Climate change is also mentioned several times in the NIB’s framework document. This document states that the NIB’s core mission is “to partner with the private sector and local government to increase infrastructure investment to help to tackle climate change and promote economic growth across the regions and nations of the UK”. Climate change is also mentioned in the strategic objectives and operating principles but, in the latter, there is little additional detail on which projects will and will not be eligible for funding on climate grounds. The EIB is notably in the process of ending fossil fuel finance.

More detail will likely be released once the Bank is out of its ‘interim’ stage. The UK’s green finance taxonomy, once launched, could also inform the Bank’s remit.

The Aldersgate Group’s executive director Nick Molho said the NIB launch is “a strongly welcomed intervention at a time where the UK economy needs to recover from the disruption brought about by the pandemic and put itself on track for net-zero emissions”.

Molho said: ”The Bank has a key role to play in crowding in much needed private investment towards crucial and complex low-carbon projects and industries, which can drive innovation, supply chain growth and job creation across the country.

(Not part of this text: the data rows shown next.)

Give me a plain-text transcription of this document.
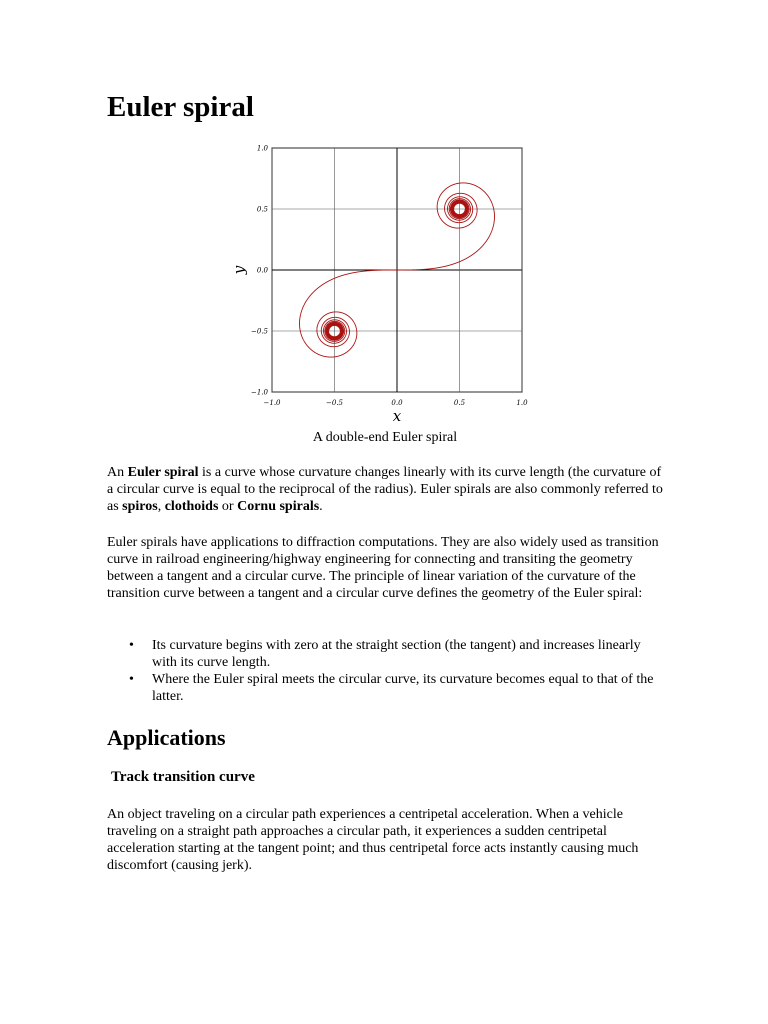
Euler spiral
−1.0	−0.5	0.0	0.5	1.0
1.0
0.5
0.0
−0.5
−1.0
x
y
A double-end Euler spiral

An Euler spiral is a curve whose curvature changes linearly with its curve length (the curvature of a circular curve is equal to the reciprocal of the radius). Euler spirals are also commonly referred to as spiros, clothoids or Cornu spirals.

Euler spirals have applications to diffraction computations. They are also widely used as transition curve in railroad engineering/highway engineering for connecting and transiting the geometry between a tangent and a circular curve. The principle of linear variation of the curvature of the transition curve between a tangent and a circular curve defines the geometry of the Euler spiral:

•	Its curvature begins with zero at the straight section (the tangent) and increases linearly with its curve length.
•	Where the Euler spiral meets the circular curve, its curvature becomes equal to that of the latter.
Applications
Track transition curve

An object traveling on a circular path experiences a centripetal acceleration. When a vehicle traveling on a straight path approaches a circular path, it experiences a sudden centripetal acceleration starting at the tangent point; and thus centripetal force acts instantly causing much discomfort (causing jerk).
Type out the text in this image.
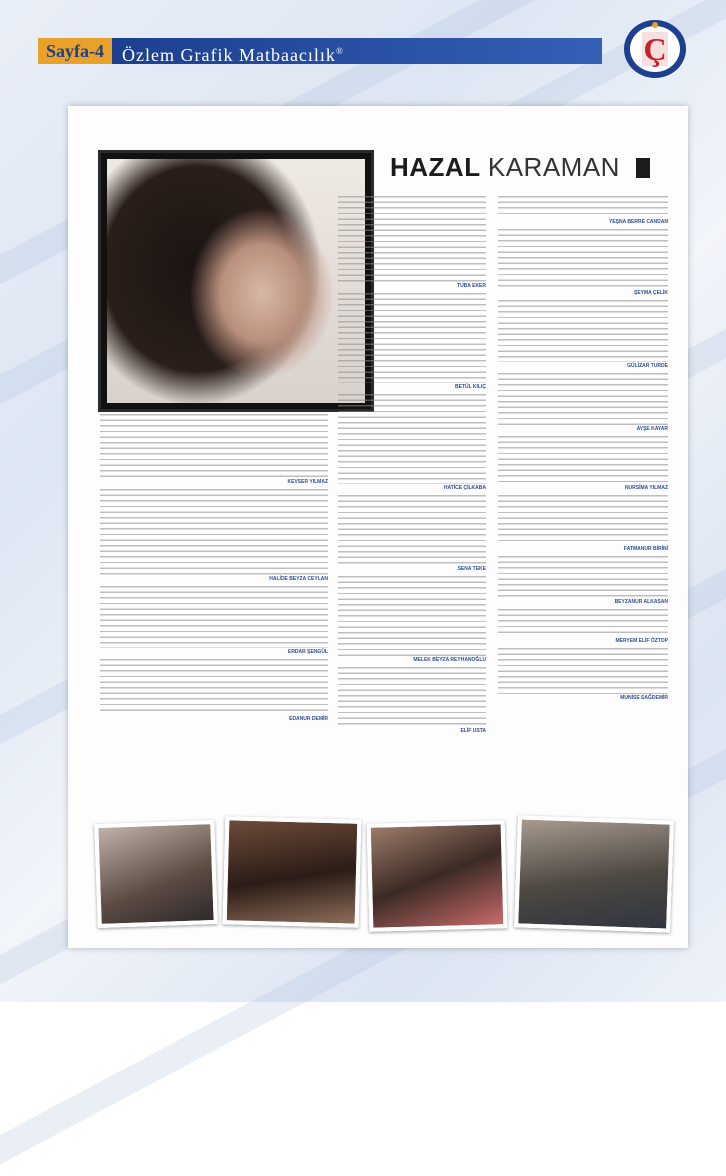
Sayfa-4	Özlem Grafik Matbaacılık®	Ç
HAZAL KARAMAN
KEVSER YILMAZ
HALİDE BEYZA CEYLAN
ERDAR ŞENGÜL
EDANUR DEMİR
TUBA EKER
BETÜL KILIÇ
HATİCE ÇİLKABA
SENA TEKE
MELEK BEYZA REYHANOĞLU
ELİF USTA
YEŞNA BERRE CANDAN
ŞEYMA ÇELİK
GÜLİZAR TURDE
AYŞE KAYAR
NURSİMA YILMAZ
FATMANUR BİRİNİ
BEYZANUR ALKASAN
MERYEM ELİF ÖZTOP
MUNİSE SAĞDEMİR
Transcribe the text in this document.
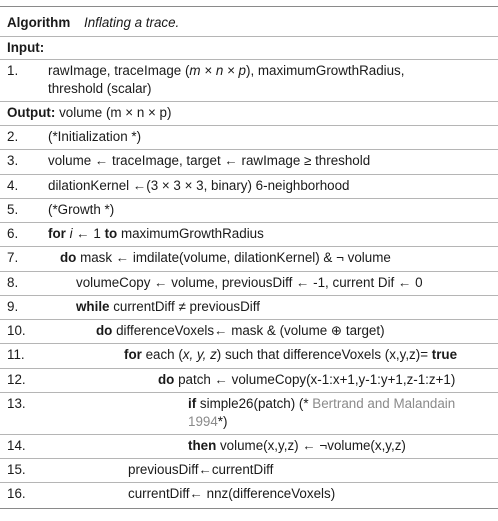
Algorithm Inflating a trace.
Input:
1. rawImage, traceImage (m × n × p), maximumGrowthRadius,
threshold (scalar)
Output: volume (m × n × p)
2. (*Initialization *)
3. volume ← traceImage, target ← rawImage ≥ threshold
4. dilationKernel ←(3 × 3 × 3, binary) 6-neighborhood
5. (*Growth *)
6. for i ← 1 to maximumGrowthRadius
7.	do mask ← imdilate(volume, dilationKernel) & ¬ volume
8.	volumeCopy ← volume, previousDiff ← -1, current Dif ← 0
9.	while currentDiff ≠ previousDiff
10.	do differenceVoxels← mask & (volume ⊕ target)
11.	for each (x, y, z) such that differenceVoxels (x,y,z)= true
12.	do patch ← volumeCopy(x-1:x+1,y-1:y+1,z-1:z+1)
13.	if simple26(patch) (* Bertrand and Malandain
1994*)
14.	then volume(x,y,z) ← ¬volume(x,y,z)
15.	previousDiff←currentDiff
16.	currentDiff← nnz(differenceVoxels)
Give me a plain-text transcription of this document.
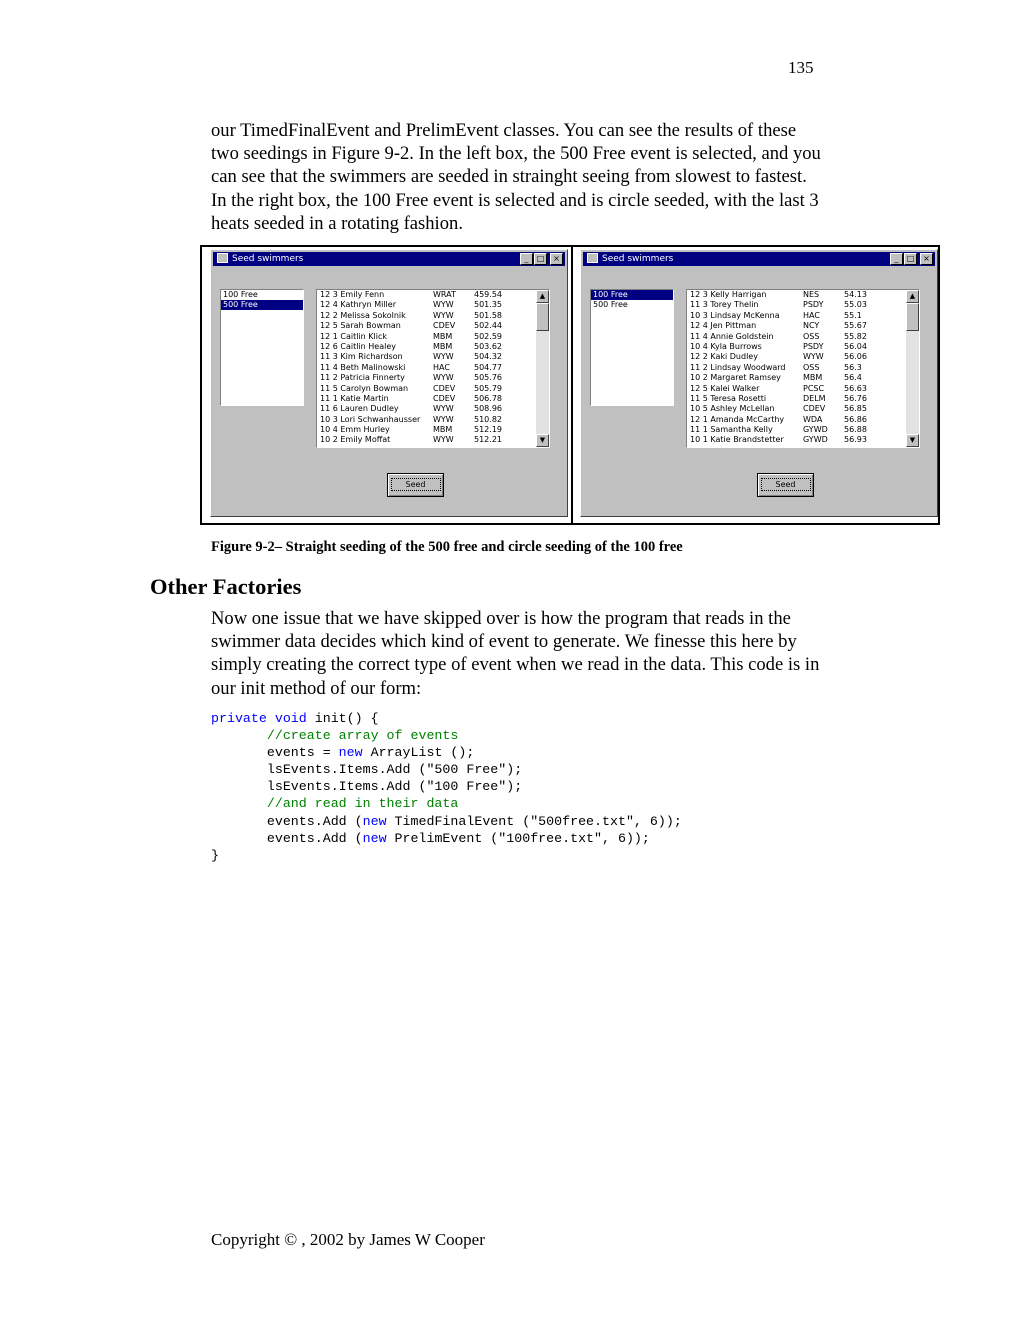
135

our TimedFinalEvent and PrelimEvent classes. You can see the results of these two seedings in Figure 9-2. In the left box, the 500 Free event is selected, and you can see that the swimmers are seeded in strainght seeing from slowest to fastest. In the right box, the 100 Free event is selected and is circle seeded, with the last 3 heats seeded in a rotating fashion.

Seed swimmers	_ □ ×
100 Free
500 Free
12 3 Emily Fenn	WRAT 459.54
12 4 Kathryn Miller	WYW	501.35
12 2 Melissa Sokolnik	WYW	501.58
12 5 Sarah Bowman	CDEV 502.44
12 1 Caitlin Klick	MBM	502.59
12 6 Caitlin Healey	MBM	503.62
11 3 Kim Richardson	WYW	504.32
11 4 Beth Malinowski	HAC	504.77
11 2 Patricia Finnerty	WYW	505.76
11 5 Carolyn Bowman	CDEV 505.79
11 1 Katie Martin	CDEV 506.78
11 6 Lauren Dudley	WYW	508.96
10 3 Lori Schwanhausser WYW	510.82
10 4 Emm Hurley	MBM	512.19
10 2 Emily Moffat	WYW	512.21
▲
▼
Seed
Seed swimmers	_ □ ×
100 Free
500 Free
12 3 Kelly Harrigan	NES	54.13
11 3 Torey Thelin	PSDY	55.03
10 3 Lindsay McKenna	HAC	55.1
12 4 Jen Pittman	NCY	55.67
11 4 Annie Goldstein	OSS	55.82
10 4 Kyla Burrows	PSDY	56.04
12 2 Kaki Dudley	WYW	56.06
11 2 Lindsay Woodward OSS	56.3
10 2 Margaret Ramsey	MBM	56.4
12 5 Kalei Walker	PCSC 56.63
11 5 Teresa Rosetti	DELM 56.76
10 5 Ashley McLellan	CDEV 56.85
12 1 Amanda McCarthy WDA	56.86
11 1 Samantha Kelly	GYWD 56.88
10 1 Katie Brandstetter GYWD 56.93
▲
▼
Seed

Figure 9-2– Straight seeding of the 500 free and circle seeding of the 100 free

Other Factories

Now one issue that we have skipped over is how the program that reads in the swimmer data decides which kind of event to generate. We finesse this here by simply creating the correct type of event when we read in the data. This code is in our init method of our form:

private void init() {
//create array of events
events = new ArrayList ();
lsEvents.Items.Add ("500 Free");
lsEvents.Items.Add ("100 Free");
//and read in their data
events.Add (new TimedFinalEvent ("500free.txt", 6));
events.Add (new PrelimEvent ("100free.txt", 6));
}

Copyright © , 2002 by James W Cooper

“However, with the Climate Change Committee (CCC) highlighting yesterday that the UK is poorly prepared to deal with the impacts from climate change, it is essential that the Bank also has climate adaptation and nature restoration as a key part of its mandate. It is also key that the Bank be set up as an enduring institution, with the flexibility to tackle different market failures over time as market conditions evolve and with a gradual increase to its capitalisation to ensure that it has the right financial firepower to carry out its mission effectively and tackle the significant market barriers ahead.”

Molho referred here to the CCC’s third risk assessment on climate for the UK. Published on Wednesday (16 June), the report warned that climate risks to the UK are increasing in number and magnitude more rapidly than expected, with billions of pounds worth of infrastructure at risk in the coming decades. A certain degree of risk is already ‘baked-in’, meaning that, even if the UK meets its long-term climate targets, weather patterns will continue changing in the coming decades.